On a more corporeal level, the party was marked by Japanese beer, some very respectable wine, a prize draw where I didn't win a Slingbox (but one small group of analysts won two - chiz chiz), and the usual suite of tiny nibbles. They were very acceptable canapes, born aloft on square white china by personable young black-dressed people on square white china, but as usual they were under an inch square apiece (the canapes, not the people) and only intensive browsing could sate the inner man. You might think from my picture that I have a particularly insatiable inner man, but believe me, size zeros would have been doing impressions of hummingbirds at the flower this evening.

One of the nibbles was a tiny square of brown bread with even tinier squares of peppers, feta cheese and some unidentified root vegetable. The whole assembly was roughly cubic and layered, and it reminded me of something so strongly I had to stare at it for a couple of seconds before Kirin-fuelled hunger overcame my higher instincts.

As the tiny thing vanished down my gullet faster than a grain of millet swallowed by a starving mongoose, it hit me - Intel's transistor diagrams. And what an opportunity that could be: demonstrate the new high-K dielectric transistor by throwing a party where every nibble is designed to represent a semiconductor device. Battenburg for multicore, pizza for an entire wafer - olives placed to within the nanometre - and perhaps we dare venture into the passives, with capacitor sandwiches, chocolate fudge resistors and onion ring spiral inductors. Those more possessed by intellectual savoir-faire than brute hunger could construct entire circuits, lashed together by spaghetti or liquorice string according to taste.
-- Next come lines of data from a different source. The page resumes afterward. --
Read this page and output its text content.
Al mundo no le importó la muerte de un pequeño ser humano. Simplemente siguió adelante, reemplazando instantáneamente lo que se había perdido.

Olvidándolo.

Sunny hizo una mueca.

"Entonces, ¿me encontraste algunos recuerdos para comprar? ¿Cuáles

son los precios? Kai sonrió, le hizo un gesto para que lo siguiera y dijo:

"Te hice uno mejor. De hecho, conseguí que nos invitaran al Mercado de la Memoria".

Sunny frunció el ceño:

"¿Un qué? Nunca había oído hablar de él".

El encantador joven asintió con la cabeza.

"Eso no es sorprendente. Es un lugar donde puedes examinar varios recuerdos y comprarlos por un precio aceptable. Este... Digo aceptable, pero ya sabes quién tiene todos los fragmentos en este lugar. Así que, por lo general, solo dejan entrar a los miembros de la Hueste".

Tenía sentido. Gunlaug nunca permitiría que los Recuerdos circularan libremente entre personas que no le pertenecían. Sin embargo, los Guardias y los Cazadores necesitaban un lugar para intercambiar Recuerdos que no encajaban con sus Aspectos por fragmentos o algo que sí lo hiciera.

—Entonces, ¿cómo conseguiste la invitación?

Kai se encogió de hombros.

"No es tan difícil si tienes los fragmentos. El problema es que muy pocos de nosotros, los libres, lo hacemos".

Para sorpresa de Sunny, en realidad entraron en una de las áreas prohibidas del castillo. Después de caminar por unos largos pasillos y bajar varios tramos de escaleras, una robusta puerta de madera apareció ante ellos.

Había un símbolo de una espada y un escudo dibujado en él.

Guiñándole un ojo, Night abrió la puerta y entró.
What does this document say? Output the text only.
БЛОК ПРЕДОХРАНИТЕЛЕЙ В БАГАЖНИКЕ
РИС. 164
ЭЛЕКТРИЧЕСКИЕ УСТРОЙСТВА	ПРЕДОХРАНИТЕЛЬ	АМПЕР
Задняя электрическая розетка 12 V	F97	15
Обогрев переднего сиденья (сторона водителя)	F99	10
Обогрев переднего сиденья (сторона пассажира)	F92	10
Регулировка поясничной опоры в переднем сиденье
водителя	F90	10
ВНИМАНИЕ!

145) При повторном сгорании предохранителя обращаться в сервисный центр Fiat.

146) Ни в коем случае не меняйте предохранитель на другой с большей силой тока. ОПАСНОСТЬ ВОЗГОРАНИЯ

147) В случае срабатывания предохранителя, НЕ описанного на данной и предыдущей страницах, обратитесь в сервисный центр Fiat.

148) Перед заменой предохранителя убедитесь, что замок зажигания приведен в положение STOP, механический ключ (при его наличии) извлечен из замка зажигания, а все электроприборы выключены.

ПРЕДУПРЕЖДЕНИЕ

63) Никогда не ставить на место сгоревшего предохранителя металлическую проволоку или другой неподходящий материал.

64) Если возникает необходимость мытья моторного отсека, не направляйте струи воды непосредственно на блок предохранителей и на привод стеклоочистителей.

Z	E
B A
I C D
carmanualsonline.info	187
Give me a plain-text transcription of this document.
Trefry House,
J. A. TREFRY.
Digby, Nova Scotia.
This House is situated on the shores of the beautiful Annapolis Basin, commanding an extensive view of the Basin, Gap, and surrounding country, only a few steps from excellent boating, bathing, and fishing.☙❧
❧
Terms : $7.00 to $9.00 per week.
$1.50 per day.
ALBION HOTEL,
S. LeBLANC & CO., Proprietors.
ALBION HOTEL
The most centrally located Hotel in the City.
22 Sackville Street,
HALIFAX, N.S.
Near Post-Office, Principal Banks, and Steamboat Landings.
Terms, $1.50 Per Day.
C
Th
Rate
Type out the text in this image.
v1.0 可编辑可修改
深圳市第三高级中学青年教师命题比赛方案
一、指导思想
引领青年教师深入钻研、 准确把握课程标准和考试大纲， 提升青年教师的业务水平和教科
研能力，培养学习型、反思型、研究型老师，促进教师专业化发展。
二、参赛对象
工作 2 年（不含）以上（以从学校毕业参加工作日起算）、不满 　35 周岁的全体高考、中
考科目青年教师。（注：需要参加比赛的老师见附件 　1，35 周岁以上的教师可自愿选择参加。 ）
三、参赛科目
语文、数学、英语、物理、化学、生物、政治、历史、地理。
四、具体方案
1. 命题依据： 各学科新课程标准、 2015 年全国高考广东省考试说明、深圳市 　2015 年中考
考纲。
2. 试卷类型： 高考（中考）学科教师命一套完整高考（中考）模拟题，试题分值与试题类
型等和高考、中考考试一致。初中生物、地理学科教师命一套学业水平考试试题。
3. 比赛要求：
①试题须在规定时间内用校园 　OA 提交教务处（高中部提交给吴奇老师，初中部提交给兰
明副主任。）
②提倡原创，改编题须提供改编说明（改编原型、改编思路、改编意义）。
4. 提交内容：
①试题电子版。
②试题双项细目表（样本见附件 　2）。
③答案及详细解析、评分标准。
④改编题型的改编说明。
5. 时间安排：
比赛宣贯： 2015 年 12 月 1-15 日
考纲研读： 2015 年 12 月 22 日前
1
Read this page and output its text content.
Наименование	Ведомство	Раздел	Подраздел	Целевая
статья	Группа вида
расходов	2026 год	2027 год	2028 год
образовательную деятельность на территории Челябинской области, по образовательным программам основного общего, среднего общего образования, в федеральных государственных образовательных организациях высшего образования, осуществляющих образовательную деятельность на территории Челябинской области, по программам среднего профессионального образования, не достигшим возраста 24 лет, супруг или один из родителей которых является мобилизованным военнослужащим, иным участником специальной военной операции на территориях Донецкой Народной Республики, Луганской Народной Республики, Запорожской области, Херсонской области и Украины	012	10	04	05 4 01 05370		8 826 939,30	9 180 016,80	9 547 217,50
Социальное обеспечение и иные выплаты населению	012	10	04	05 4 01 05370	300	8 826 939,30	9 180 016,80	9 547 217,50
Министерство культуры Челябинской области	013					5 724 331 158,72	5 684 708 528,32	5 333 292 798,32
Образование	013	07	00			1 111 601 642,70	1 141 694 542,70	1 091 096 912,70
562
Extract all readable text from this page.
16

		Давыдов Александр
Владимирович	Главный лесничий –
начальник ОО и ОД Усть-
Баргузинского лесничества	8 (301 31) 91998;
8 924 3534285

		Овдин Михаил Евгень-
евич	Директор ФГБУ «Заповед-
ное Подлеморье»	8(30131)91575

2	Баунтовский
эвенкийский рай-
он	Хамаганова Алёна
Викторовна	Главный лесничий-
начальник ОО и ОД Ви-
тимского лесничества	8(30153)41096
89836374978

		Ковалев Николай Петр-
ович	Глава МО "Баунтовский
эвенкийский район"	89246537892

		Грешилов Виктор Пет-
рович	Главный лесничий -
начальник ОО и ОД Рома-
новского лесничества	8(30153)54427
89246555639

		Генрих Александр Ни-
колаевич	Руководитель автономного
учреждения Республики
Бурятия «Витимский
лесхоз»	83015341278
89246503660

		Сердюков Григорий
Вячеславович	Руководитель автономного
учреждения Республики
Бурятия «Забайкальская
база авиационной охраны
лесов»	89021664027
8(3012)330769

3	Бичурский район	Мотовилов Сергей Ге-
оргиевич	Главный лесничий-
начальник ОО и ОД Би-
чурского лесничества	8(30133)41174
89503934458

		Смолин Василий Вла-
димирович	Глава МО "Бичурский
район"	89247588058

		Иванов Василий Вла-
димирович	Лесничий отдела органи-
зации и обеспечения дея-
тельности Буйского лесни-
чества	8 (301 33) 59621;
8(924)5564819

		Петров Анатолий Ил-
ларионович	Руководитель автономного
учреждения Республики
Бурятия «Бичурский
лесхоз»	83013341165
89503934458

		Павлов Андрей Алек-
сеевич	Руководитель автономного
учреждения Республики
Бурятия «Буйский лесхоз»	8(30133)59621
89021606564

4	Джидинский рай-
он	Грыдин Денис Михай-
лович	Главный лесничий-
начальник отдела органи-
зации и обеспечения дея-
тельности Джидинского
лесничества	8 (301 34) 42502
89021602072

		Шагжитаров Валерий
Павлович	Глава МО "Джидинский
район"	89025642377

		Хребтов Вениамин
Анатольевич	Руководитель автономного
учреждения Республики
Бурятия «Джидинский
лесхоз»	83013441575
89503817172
The downside is, as always, Gordon Moore. Every party would see the food vanish twice as fast while being all the more tiny. Even though he was a man who knew how to party in his younger days - the early years of Silicon Valley are replete with stories every bit as toothsome as those of the dot com bubble - his influence must nevertheless be resisted when it comes to refuelling the noble company of journalists.

But still. Let's see a bit of flair back in the geek party circuit.